Bypassing V1: A Direct Geniculate Input to Area MT
Historically, the extrastriate cortical regions adjacent to the primary visual cortex were defined as “higher” because they were not thought to receive direct geniculate input. In humans, loss of V1 devastates eyesight by cutting off the flow of visual information from the LGN to extrastriate visual cortex. Curiously, patients affected by such lesions manifest some residual visual perception. This perception is optimal for moving stimuli, which occurs either consciously (Riddoch syndrome) or unconsciously (blindsight). The preservation of some vision following loss of the primary visual cortex has engendered considerable controversy because it defies conventional ideas about the organization of the visual system.

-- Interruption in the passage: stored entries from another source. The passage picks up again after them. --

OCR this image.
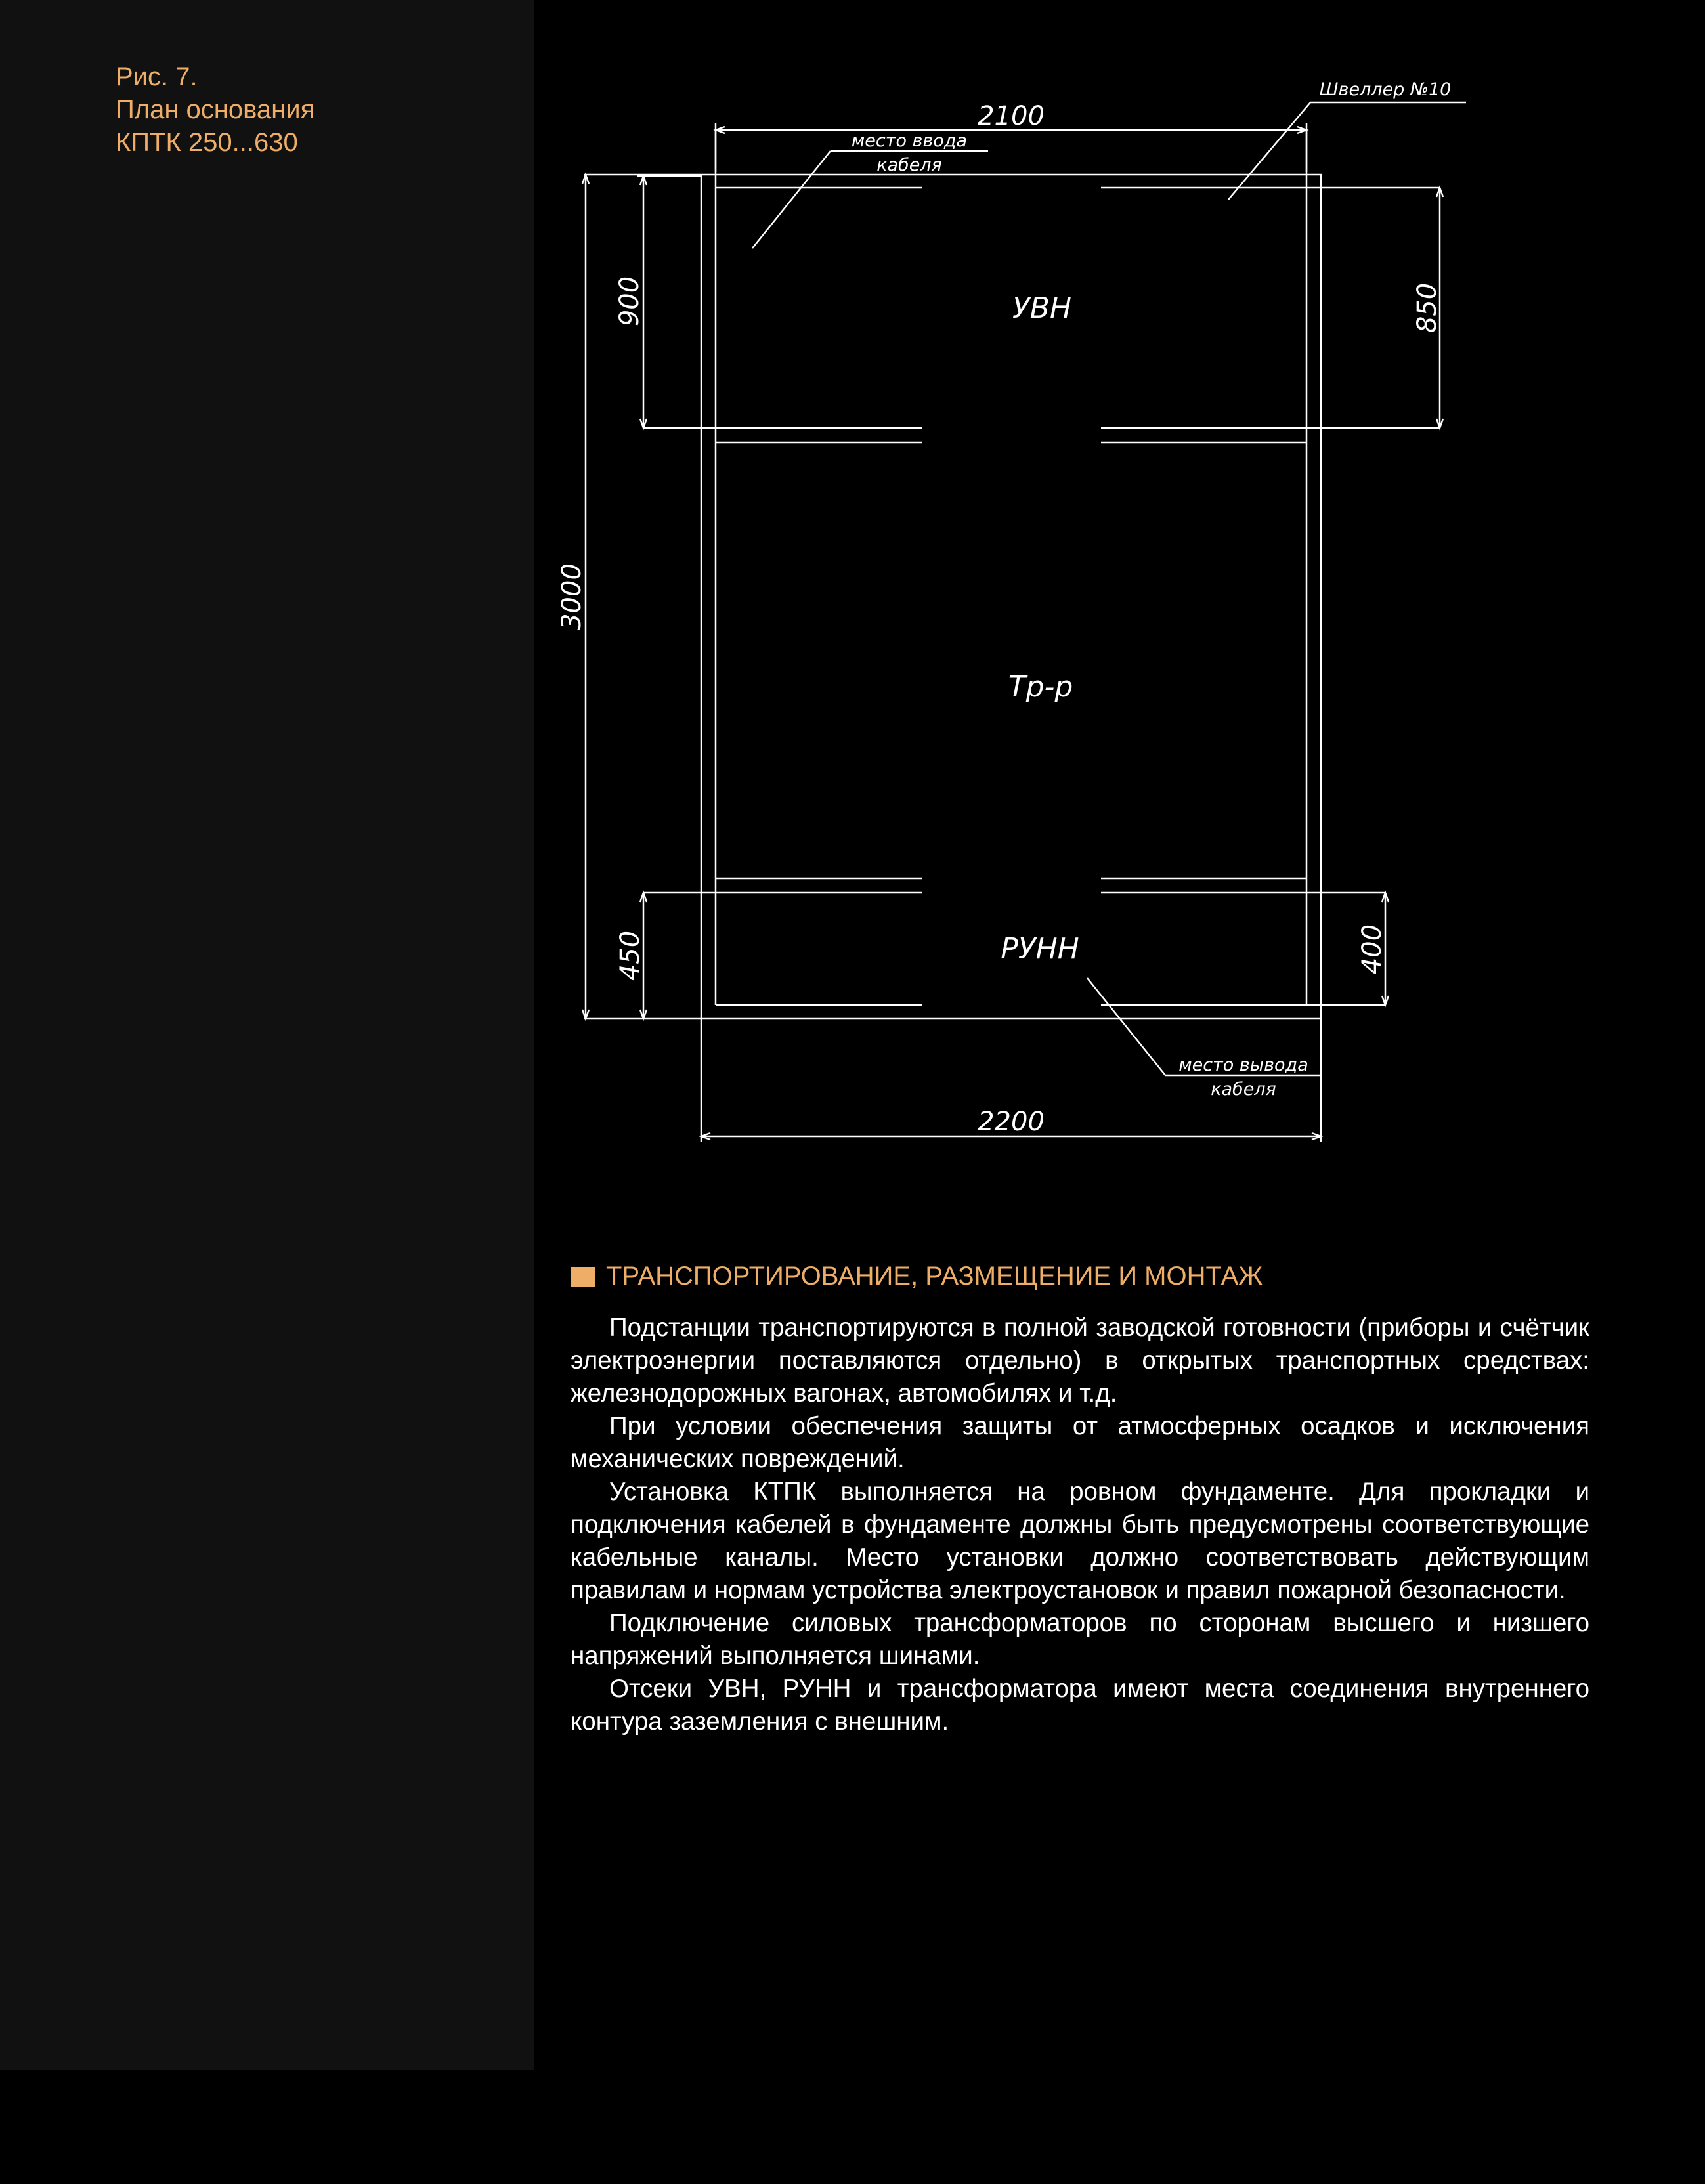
Рис. 7.
План основания
КПТК 250...630
2100
2200
3000
900	850
450	400
УВН
Тр-р
РУНН
место ввода
кабеля
Швеллер №10
место вывода
кабеля
ТРАНСПОРТИРОВАНИЕ, РАЗМЕЩЕНИЕ И МОНТАЖ

Подстанции транспортируются в полной заводской готовности (приборы и счётчик электроэнергии поставляются отдельно) в открытых транспортных средствах: железнодорожных вагонах, автомобилях и т.д.

При условии обеспечения защиты от атмосферных осадков и исключения механических повреждений.

Установка КТПК выполняется на ровном фундаменте. Для прокладки и подключения кабелей в фундаменте должны быть предусмотрены соответствующие кабельные каналы. Место установки должно соответствовать действующим правилам и нормам устройства электроустановок и правил пожарной безопасности.

Подключение силовых трансформаторов по сторонам высшего и низшего напряжений выполняется шинами.

Отсеки УВН, РУНН и трансформатора имеют места соединения внутреннего контура заземления с внешним.
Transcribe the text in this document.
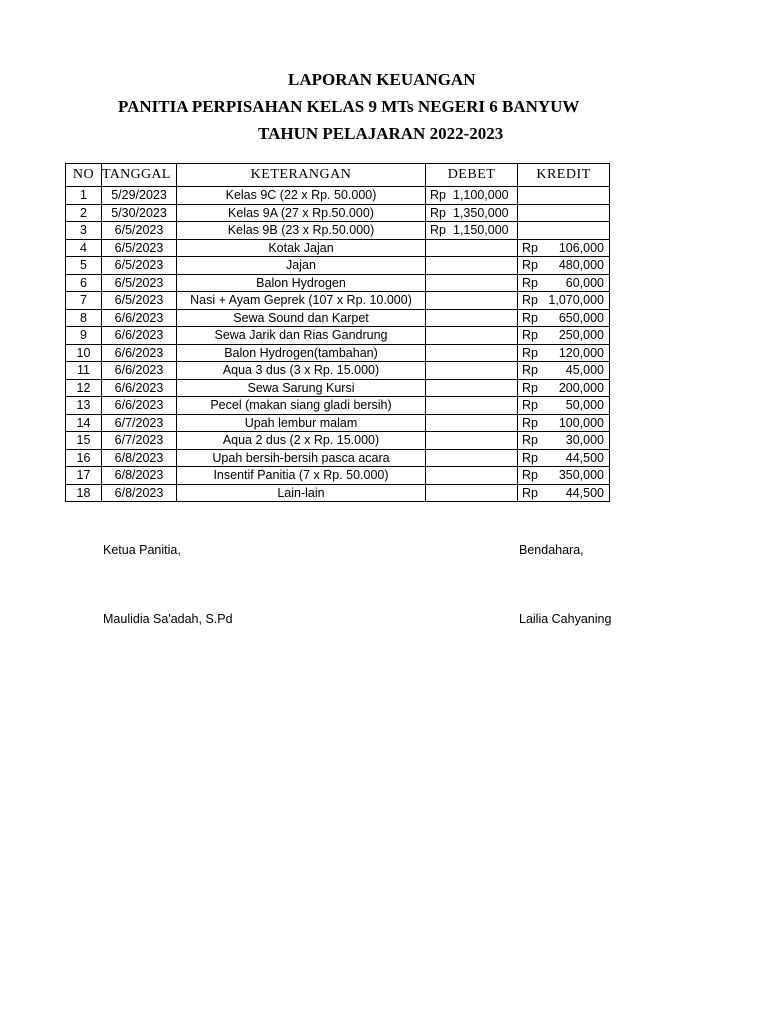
LAPORAN KEUANGAN
PANITIA PERPISAHAN KELAS 9 MTs NEGERI 6 BANYUW
TAHUN PELAJARAN 2022-2023
NO	TANGGAL	KETERANGAN	DEBET	KREDIT
1	5/29/2023	Kelas 9C (22 x Rp. 50.000)	Rp 1,100,000	

2	5/30/2023	Kelas 9A (27 x Rp.50.000)	Rp 1,350,000	

3	6/5/2023	Kelas 9B (23 x Rp.50.000)	Rp 1,150,000	

4	6/5/2023	Kotak Jajan		Rp 106,000

5	6/5/2023	Jajan		Rp 480,000

6	6/5/2023	Balon Hydrogen		Rp 60,000

7	6/5/2023	Nasi + Ayam Geprek (107 x Rp. 10.000)		Rp 1,070,000

8	6/6/2023	Sewa Sound dan Karpet		Rp 650,000

9	6/6/2023	Sewa Jarik dan Rias Gandrung		Rp 250,000

10	6/6/2023	Balon Hydrogen(tambahan)		Rp 120,000

11	6/6/2023	Aqua 3 dus (3 x Rp. 15.000)		Rp 45,000

12	6/6/2023	Sewa Sarung Kursi		Rp 200,000

13	6/6/2023	Pecel (makan siang gladi bersih)		Rp 50,000

14	6/7/2023	Upah lembur malam		Rp 100,000

15	6/7/2023	Aqua 2 dus (2 x Rp. 15.000)		Rp 30,000

16	6/8/2023	Upah bersih-bersih pasca acara		Rp 44,500

17	6/8/2023	Insentif Panitia (7 x Rp. 50.000)		Rp 350,000

18	6/8/2023	Lain-lain		Rp 44,500
Ketua Panitia,	Bendahara,
Maulidia Sa'adah, S.Pd	Lailia Cahyaning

The simplest explanation for blindsight phenomena is that a visual pathway exists that bypasses V1 to reach area MT, a region in the superior temporal sulcus implicated in motion perception. We have discovered a direct projection from the lateral geniculate nucleus to the motion-selective area MT, a cortical area not previously considered “primary”. (Sincich LC, Park KF, Wohlgemuth MJ, Horton JC. Nature Neuroscience, 2004). The constituent neurons are mostly koniocellular, send virtually no collateral axons to primary visual cortex (V1), and equal about 10% of the V1 population innervating MT. This pathway could explain the persistence of motion sensitivity in subjects following injury to V1.